Why we need even more
Now let’s say the Administrator wanted the video to appear in a popup once clicked. This is something a themer using diazo can take care of. Again, no templates changed. As long as there are consistent CSS selectors produced by Deco to identify the video and its associated information, anyone with some JQuery knowledge can do this for the Administrator.
Let’s say they now wanted a listing all the top 5 video news items on the from page including an image that lets you play the video in a popup. Actually this is something outside of the scope of the current Deco proposal. Deco would let you create a content listing tile similar to a collection portlet now, but currently the format of the listings are “baked in” and would need to be overridden with templates to customize. Crap, we’re back to finding an integrator again :( But it’s easy to see how with an enhanced contentlisting tile plugin there could be a UI to select and arrange fields visually from content items to define a “popup video row”. No Templates required.

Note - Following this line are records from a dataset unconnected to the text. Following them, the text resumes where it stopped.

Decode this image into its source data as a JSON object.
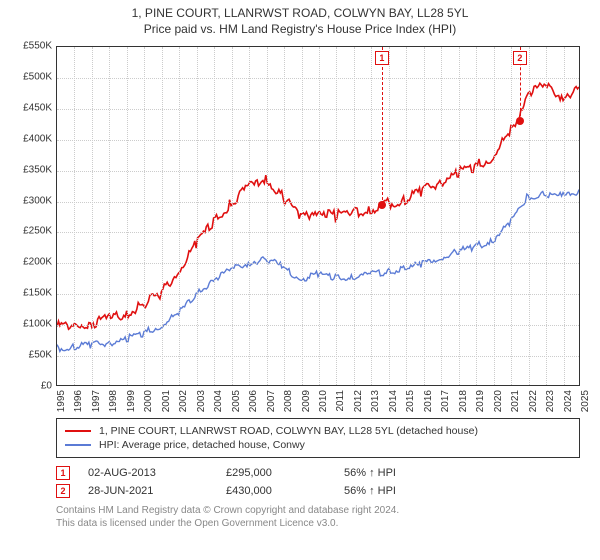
{
  "title": "1, PINE COURT, LLANRWST ROAD, COLWYN BAY, LL28 5YL",
  "subtitle": "Price paid vs. HM Land Registry's House Price Index (HPI)",
  "chart": {
    "type": "line",
    "background_color": "#ffffff",
    "grid_color": "#cccccc",
    "border_color": "#333333",
    "ylim": [
      0,
      550000
    ],
    "ytick_step": 50000,
    "yticks": [
      "£0",
      "£50K",
      "£100K",
      "£150K",
      "£200K",
      "£250K",
      "£300K",
      "£350K",
      "£400K",
      "£450K",
      "£500K",
      "£550K"
    ],
    "xlim": [
      1995,
      2025
    ],
    "xticks": [
      1995,
      1996,
      1997,
      1998,
      1999,
      2000,
      2001,
      2002,
      2003,
      2004,
      2005,
      2006,
      2007,
      2008,
      2009,
      2010,
      2011,
      2012,
      2013,
      2014,
      2015,
      2016,
      2017,
      2018,
      2019,
      2020,
      2021,
      2022,
      2023,
      2024,
      2025
    ],
    "series": [
      {
        "name": "1, PINE COURT, LLANRWST ROAD, COLWYN BAY, LL28 5YL (detached house)",
        "color": "#e01010",
        "line_width": 1.6,
        "years": [
          1995.0,
          1996.0,
          1997.0,
          1998.0,
          1999.0,
          2000.0,
          2001.0,
          2002.0,
          2003.0,
          2004.0,
          2005.0,
          2006.0,
          2007.0,
          2008.0,
          2009.0,
          2010.0,
          2011.0,
          2012.0,
          2013.0,
          2013.6,
          2014.0,
          2015.0,
          2016.0,
          2017.0,
          2018.0,
          2019.0,
          2020.0,
          2021.0,
          2021.5,
          2022.0,
          2023.0,
          2024.0,
          2025.0
        ],
        "values": [
          100000,
          102000,
          105000,
          112000,
          120000,
          135000,
          155000,
          190000,
          235000,
          270000,
          300000,
          325000,
          340000,
          310000,
          275000,
          290000,
          280000,
          285000,
          290000,
          295000,
          300000,
          305000,
          320000,
          335000,
          350000,
          360000,
          375000,
          415000,
          430000,
          480000,
          490000,
          475000,
          485000
        ]
      },
      {
        "name": "HPI: Average price, detached house, Conwy",
        "color": "#5b7bd5",
        "line_width": 1.4,
        "years": [
          1995.0,
          1996.0,
          1997.0,
          1998.0,
          1999.0,
          2000.0,
          2001.0,
          2002.0,
          2003.0,
          2004.0,
          2005.0,
          2006.0,
          2007.0,
          2008.0,
          2009.0,
          2010.0,
          2011.0,
          2012.0,
          2013.0,
          2014.0,
          2015.0,
          2016.0,
          2017.0,
          2018.0,
          2019.0,
          2020.0,
          2021.0,
          2022.0,
          2023.0,
          2024.0,
          2025.0
        ],
        "values": [
          63000,
          65000,
          68000,
          72000,
          78000,
          88000,
          100000,
          120000,
          150000,
          175000,
          190000,
          202000,
          208000,
          195000,
          175000,
          183000,
          178000,
          180000,
          183000,
          188000,
          192000,
          200000,
          210000,
          220000,
          228000,
          238000,
          265000,
          308000,
          315000,
          310000,
          318000
        ]
      }
    ],
    "markers": [
      {
        "label": "1",
        "year": 2013.6,
        "value": 295000
      },
      {
        "label": "2",
        "year": 2021.5,
        "value": 430000
      }
    ]
  },
  "legend": {
    "items": [
      {
        "color": "#e01010",
        "label": "1, PINE COURT, LLANRWST ROAD, COLWYN BAY, LL28 5YL (detached house)"
      },
      {
        "color": "#5b7bd5",
        "label": "HPI: Average price, detached house, Conwy"
      }
    ]
  },
  "transactions": [
    {
      "num": "1",
      "date": "02-AUG-2013",
      "price": "£295,000",
      "delta": "56% ↑ HPI"
    },
    {
      "num": "2",
      "date": "28-JUN-2021",
      "price": "£430,000",
      "delta": "56% ↑ HPI"
    }
  ],
  "footer": {
    "line1": "Contains HM Land Registry data © Crown copyright and database right 2024.",
    "line2": "This data is licensed under the Open Government Licence v3.0."
  }
}
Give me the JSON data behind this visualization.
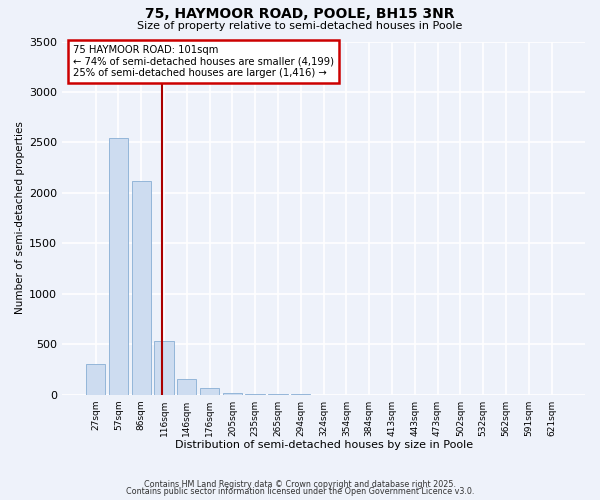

Going beyond Templates: no more expensive Integrators
Hopefully you can see that this no templates thing is a big benefit. Here is where I see Plone can go. We eliminate the integrator role all together. We have a bunch of powerful plugins that allow an Administrator, Editor and Themer to do everything they need to make a modern content site by themselves, and this can be done entirely through a web interface. This means someone can install Plone, and create a very customised site with very little learning at all. It puts Plone squarely ahead of WordPress, Drupal, Joomla, etc. which still rely heavily on PHP template customisations. It opens up Plone to the hobbyist market, the key which has made WordPress the most popular CMS in the world. Unlike its competition, Plone is the “elevator that goes all the way up”. Its enterprise features such as distributed authoring, flexible workflow engine and excellent security record allow it to be used for complex intranets, large content sites and complex extranet/member sites.
By the way, I think another excellent addition to Plone would be TTW localization such that if any templates contained words they wanted to change, they don’t have to resort to template customisation, diazo or custom filesystem locales to make such a simple fix.[1] Actually I’d argue that making an Administrator have to create a whole new Type just to add extra video metadata is still too hard. Instead a better UX might be to let the Administrator create a new Tile Type through the web via some kind of Tile editor and drag that on to the content object. However that’s a whole separate blog post).